Whether or not to show all logging.

Value

Returns a Seurat object where the idents have been updated with the clusters determined via the recall algorithm. Latest clustering results will be stored in the object metadata under recall_clusters'. Note that 'recall_clusters' will be overwritten ever time FindClustersRecall is run.


Returns a Seurat object that contains additional (fake) RNA expression counts.

Description

Given a Seurat object, returns a new Seurat object whose RNA expression counts includes the variable features from the original object and an equal number of artificial features.

Usage

get_seurat_obj_with_artificial_variables(
  seurat_obj,
  assay = "RNA",
  null_method = "ZIP",
  verbose = TRUE,
  cores
)

Arguments

seurat_obj

A Seurat object containing RNA expression counts.

assay

The assay to generate artificial variables from.

null_method

The generating distribution for the synthetic null variables (ZIP, NB, ZIP-copula, NB-copula)

verbose

Whether or not to show logging.

cores

The number of cores to use in generating synthetic null variables.

Value

A Seurat object that contains the original variable features and an equal number of artificial features.
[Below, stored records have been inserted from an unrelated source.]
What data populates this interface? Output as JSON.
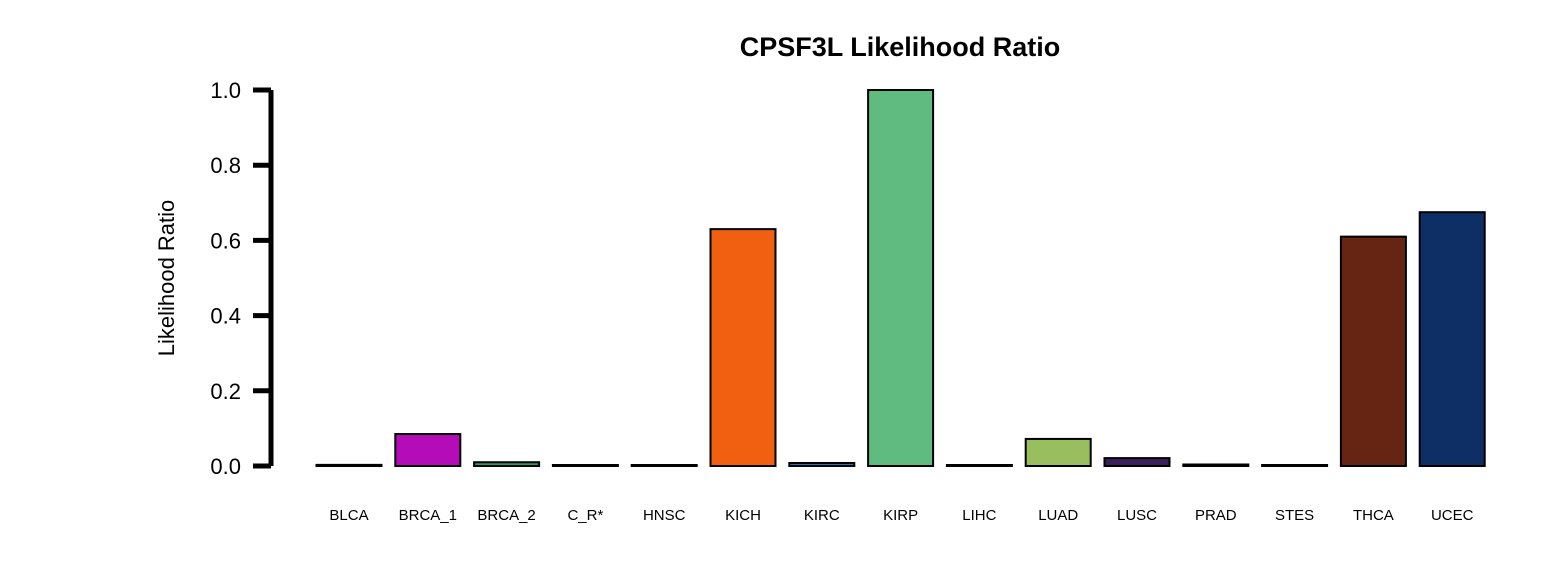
{
  "chart_data": {
    "type": "bar",
    "title": "CPSF3L Likelihood Ratio",
    "xlabel": "",
    "ylabel": "Likelihood Ratio",
    "ylim": [
      0,
      1.0
    ],
    "yticks": [
      "0.0",
      "0.2",
      "0.4",
      "0.6",
      "0.8",
      "1.0"
    ],
    "grid": false,
    "legend": "none",
    "categories": [
      "BLCA",
      "BRCA_1",
      "BRCA_2",
      "C_R*",
      "HNSC",
      "KICH",
      "KIRC",
      "KIRP",
      "LIHC",
      "LUAD",
      "LUSC",
      "PRAD",
      "STES",
      "THCA",
      "UCEC"
    ],
    "values": [
      0.003,
      0.085,
      0.01,
      0.001,
      0.001,
      0.63,
      0.008,
      1.0,
      0.001,
      0.072,
      0.021,
      0.004,
      0.001,
      0.61,
      0.675
    ],
    "colors": [
      "#E41A1C",
      "#B30CB8",
      "#1B9E77",
      "#444444",
      "#7A1F1F",
      "#F06010",
      "#1F78B4",
      "#5FBB80",
      "#888888",
      "#98BE60",
      "#3A1F5E",
      "#E6AB02",
      "#555555",
      "#662513",
      "#0E2F66"
    ]
  }
}
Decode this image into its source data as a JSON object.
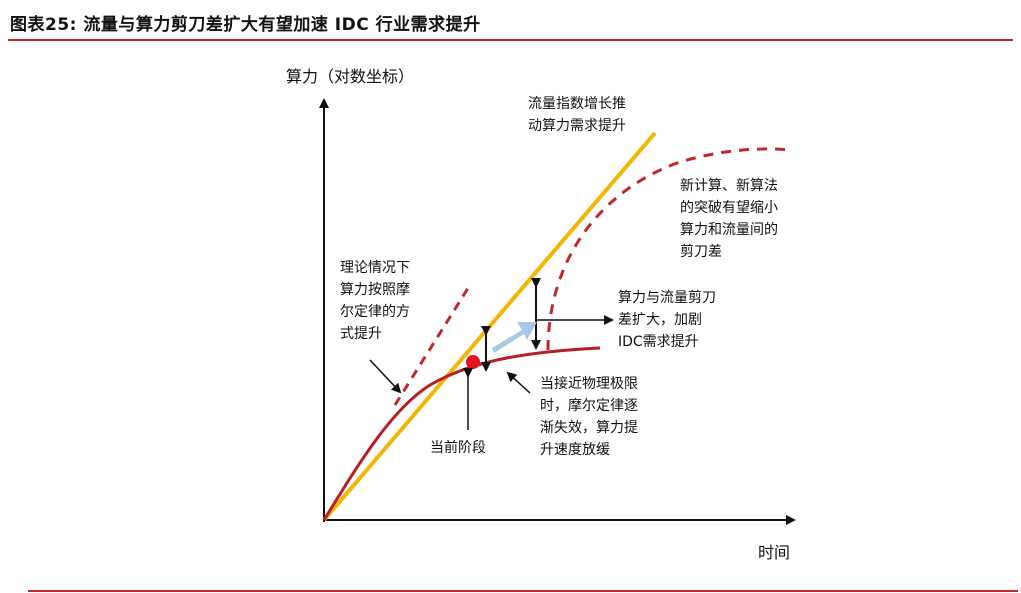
{
  "figure": {
    "title": "图表25:   流量与算力剪刀差扩大有望加速 IDC 行业需求提升"
  },
  "axes": {
    "y_label": "算力（对数坐标）",
    "x_label": "时间"
  },
  "annotations": {
    "traffic": [
      "流量指数增长推",
      "动算力需求提升"
    ],
    "new_algo": [
      "新计算、新算法",
      "的突破有望缩小",
      "算力和流量间的",
      "剪刀差"
    ],
    "moore_theory": [
      "理论情况下",
      "算力按照摩",
      "尔定律的方",
      "式提升"
    ],
    "gap": [
      "算力与流量剪刀",
      "差扩大，加剧",
      "IDC需求提升"
    ],
    "physical_limit": [
      "当接近物理极限",
      "时，摩尔定律逐",
      "渐失效，算力提",
      "升速度放缓"
    ],
    "current_stage": "当前阶段"
  },
  "colors": {
    "accent_red": "#c0282d",
    "traffic_line": "#f2b705",
    "compute_curve": "#b51f26",
    "dashed": "#c0282d",
    "highlight_arrow": "#a8c8e8",
    "current_point": "#e3141e"
  }
}
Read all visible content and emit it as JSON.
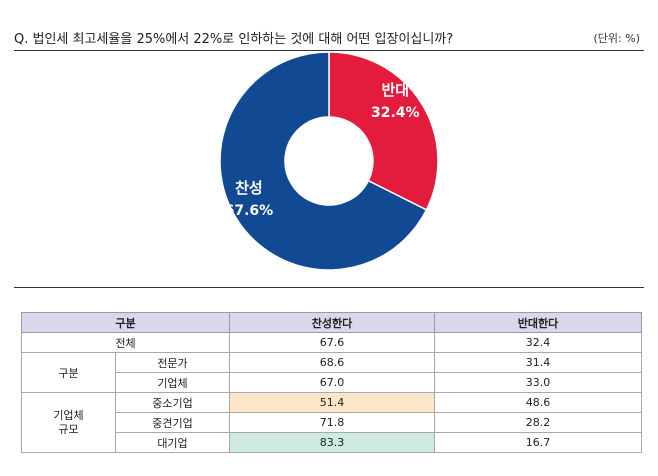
{
  "question": "Q. 법인세 최고세율을 25%에서 22%로 인하하는 것에 대해 어떤 입장이십니까?",
  "unit": "(단위: %)",
  "colors": {
    "oppose": "#e31c3d",
    "agree": "#114a93",
    "header_bg": "#d9d7ea",
    "highlight_orange": "#fde5c8",
    "highlight_teal": "#cdeae3"
  },
  "chart_data": [
    {
      "type": "pie",
      "donut": true,
      "slices": [
        {
          "name": "반대",
          "value": 32.4,
          "label": "32.4%"
        },
        {
          "name": "찬성",
          "value": 67.6,
          "label": "67.6%"
        }
      ]
    },
    {
      "type": "table",
      "columns": [
        "구분",
        "찬성한다",
        "반대한다"
      ],
      "rows": [
        {
          "group": "",
          "label": "전체",
          "agree": "67.6",
          "oppose": "32.4"
        },
        {
          "group": "구분",
          "label": "전문가",
          "agree": "68.6",
          "oppose": "31.4"
        },
        {
          "group": "구분",
          "label": "기업체",
          "agree": "67.0",
          "oppose": "33.0"
        },
        {
          "group": "기업체 규모",
          "label": "중소기업",
          "agree": "51.4",
          "oppose": "48.6"
        },
        {
          "group": "기업체 규모",
          "label": "중견기업",
          "agree": "71.8",
          "oppose": "28.2"
        },
        {
          "group": "기업체 규모",
          "label": "대기업",
          "agree": "83.3",
          "oppose": "16.7"
        }
      ]
    }
  ],
  "table_groups": {
    "g1": "구분",
    "g2_line1": "기업체",
    "g2_line2": "규모"
  }
}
Random data generation for the zero-infalted Poisson distribution with Poisson parameter lambda and zero proportion prop.zero.

Description

Given the number of samples desired, a Poisson parameter, lambda, and a zero proportion, prop.zero, simulates the number of desired samples from ZIP(lambda, prop.zero).

Usage

rzipoisson(n, lambda, prop.zero)

Arguments

n

The number of samples to be simulated.

lambda

The Poisson rate parameter.

prop.zero

The proportion of excess zeroes.

Value

Simulated data from ZIP(lambda, prop.zero).


Runs a typical Seurat workflow on a Seurat object (up to dimensionality reduction and clustering).

Description

Given a Seurat object, returns a new Seurat that has been normalized, had variable features identified, scaled, had principal components computed, had clusters identified, and had tSNE and UMAP embeddings determined.

Usage

seurat_workflow(
  seurat_obj,
  num_variable_features,
  resolution_param = 0.8,
  visualization_method = "umap",
  num_dims = 10,
  algorithm = "louvain"
)

Arguments

seurat_obj

A Seurat object that will be analyzed.

num_variable_features

The number of variable features to use in the analysis.

resolution_param

The resolution parameter to use when clustering.

visualization_method

Either "umap" or "tsne".

num_dims

The number of principal components to use.

algorithm

The clustering algorithm to use, either "louvain" or "leiden".

Value

A Seurat object containing the relevant analysis results.